Lots of people say a falling cat always lands on its feet. Is that true? Maybe that's why they're said to have nine lives.
Scottie and Rodney Colvin of Summerville, S.C., thought their kitty Piper cashed in one of her lives last year. Piper was stuck high up in a tree for eight days. When a rescuer started up the tree to save her, Piper crept farther away until the limb beneath her snapped. She fell 80 feet — more than six stories — twisting and turning in the air before slamming into the ground, feet first.
Talk about hitting the ground running … Piper wasn't even dazed. She scampered off and hid under a car before anyone could catch her. A vet checked Piper out and said she was fine, just providing her fluids for dehydration and ibuprofen for stiffness.
We asked Ann Hohenhaus, a veterinarian at New York's Animal Medical Center (http://www.amcny.org), one of the busiest veterinary hospitals in the country, whether it's true that cats always land on their feet.

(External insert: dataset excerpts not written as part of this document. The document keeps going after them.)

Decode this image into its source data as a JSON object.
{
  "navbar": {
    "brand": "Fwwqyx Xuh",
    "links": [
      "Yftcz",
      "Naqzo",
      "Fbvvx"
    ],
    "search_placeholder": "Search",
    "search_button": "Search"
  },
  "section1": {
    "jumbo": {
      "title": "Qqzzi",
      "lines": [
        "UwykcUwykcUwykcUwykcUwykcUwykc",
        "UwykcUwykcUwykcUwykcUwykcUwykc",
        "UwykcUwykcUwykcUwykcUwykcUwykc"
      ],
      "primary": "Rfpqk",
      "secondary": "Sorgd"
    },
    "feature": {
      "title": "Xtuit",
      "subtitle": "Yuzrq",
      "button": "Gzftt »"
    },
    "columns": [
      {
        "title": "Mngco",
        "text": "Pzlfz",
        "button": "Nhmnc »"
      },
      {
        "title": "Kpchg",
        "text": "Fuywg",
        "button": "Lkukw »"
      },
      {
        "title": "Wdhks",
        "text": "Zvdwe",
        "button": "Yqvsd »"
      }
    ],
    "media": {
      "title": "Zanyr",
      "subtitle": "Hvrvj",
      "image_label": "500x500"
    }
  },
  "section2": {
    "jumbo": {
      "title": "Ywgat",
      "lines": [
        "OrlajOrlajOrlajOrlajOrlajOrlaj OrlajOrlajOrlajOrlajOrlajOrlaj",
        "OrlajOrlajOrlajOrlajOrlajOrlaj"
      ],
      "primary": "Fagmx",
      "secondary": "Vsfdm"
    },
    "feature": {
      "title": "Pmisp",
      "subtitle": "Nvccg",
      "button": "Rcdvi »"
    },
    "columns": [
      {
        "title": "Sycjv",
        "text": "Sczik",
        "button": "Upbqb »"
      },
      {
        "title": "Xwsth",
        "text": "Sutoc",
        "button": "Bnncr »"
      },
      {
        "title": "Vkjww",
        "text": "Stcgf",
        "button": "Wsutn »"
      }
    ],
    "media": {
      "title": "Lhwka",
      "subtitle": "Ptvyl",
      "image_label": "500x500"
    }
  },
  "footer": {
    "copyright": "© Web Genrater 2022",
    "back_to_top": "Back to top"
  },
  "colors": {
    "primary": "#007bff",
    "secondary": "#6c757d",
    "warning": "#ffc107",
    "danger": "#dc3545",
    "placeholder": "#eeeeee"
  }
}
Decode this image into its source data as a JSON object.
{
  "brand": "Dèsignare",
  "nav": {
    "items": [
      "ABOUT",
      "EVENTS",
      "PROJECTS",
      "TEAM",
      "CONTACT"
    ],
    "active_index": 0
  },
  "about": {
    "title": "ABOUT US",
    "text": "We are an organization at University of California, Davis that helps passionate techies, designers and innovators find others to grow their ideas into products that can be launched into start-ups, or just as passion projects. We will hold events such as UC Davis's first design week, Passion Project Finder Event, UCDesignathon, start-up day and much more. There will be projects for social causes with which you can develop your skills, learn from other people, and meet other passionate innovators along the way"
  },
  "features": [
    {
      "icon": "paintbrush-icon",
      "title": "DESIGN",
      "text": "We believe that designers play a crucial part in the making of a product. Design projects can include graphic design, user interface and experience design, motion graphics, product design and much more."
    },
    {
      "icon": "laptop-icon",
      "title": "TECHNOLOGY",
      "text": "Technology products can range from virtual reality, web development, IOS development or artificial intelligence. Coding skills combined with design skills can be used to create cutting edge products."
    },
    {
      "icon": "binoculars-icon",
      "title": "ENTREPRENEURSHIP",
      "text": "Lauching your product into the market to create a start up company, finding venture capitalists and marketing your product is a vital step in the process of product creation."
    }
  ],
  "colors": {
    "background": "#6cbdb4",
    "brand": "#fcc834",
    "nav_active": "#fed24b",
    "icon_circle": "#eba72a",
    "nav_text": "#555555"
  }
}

"They darned sure land on their feet an awful lot of the time," she said. "It's because the cat is very flexible."
Cats have an uncanny way of righting themselves as they fall, Hohenhaus explained.
"They fall on their front feet, probably because that's what's righted first," she said. "The physicists describe the middle of the cat as being a universal joint. … First the front half, the head and the front feet, rights itself. And then the back feet follow around."
"20/20" used slow-motion photography provided by the National Geographic Channel (www.ngcwild.com ) to illustrate the phenomenon.
In 1987, the Animal Medical Center published a study of falling cats in the Journal of the American Veterinary Medical Association. So many cats had fallen from unscreened windows in tall buildings that researchers gave it a name: High-Rise Syndrome. Staffers examined the cases of 132 cats that had fallen out of high-rise windows and were brought to the center for treatment.
A surprising finding: Cats that fell farther did better.
"Pets that fell from higher floors did better than those falling between five and nine," Hohenhaus said.
Apparently, cats that fall farther are able to spread their bodies like feline parachutes to slow themselves down.
"Right as they land, they arch their backs to reduce the force of impact," said Hohenhaus.
Do cats falling more than 10 stories really survive?
"Max we have in our record books is 42," the vet said. "I don't know how the cat survived it, but 42 stories is, in fact, our greatest fall."
He didn't fall 42 floors, but a five-story drop was enough to bring Simba the cat for treatment at the center. Simba belongs to Ivan and Jackie Gonzalez. It happened at 2 a.m. when Ivan noticed that Simba was gone from his New York apartment and his other cat, Tiger, was at the window, looking down. Ivan ran downstairs to the backyard behind his building.
"The first thing that came to my mind was just, it's dead," he said.
But Simba wasn't dead. He was hurt and Ivan brought him to the Animal Medical Center. We joined Ivan, Jackie and Simba during a follow-up visit with Hohenhaus.
"This cat's injuries are typical of a cat who has fallen out of a high building and landed on his feet and his chin. He broke his front feet and then he bumped his chin on the ground as he fell down," she said.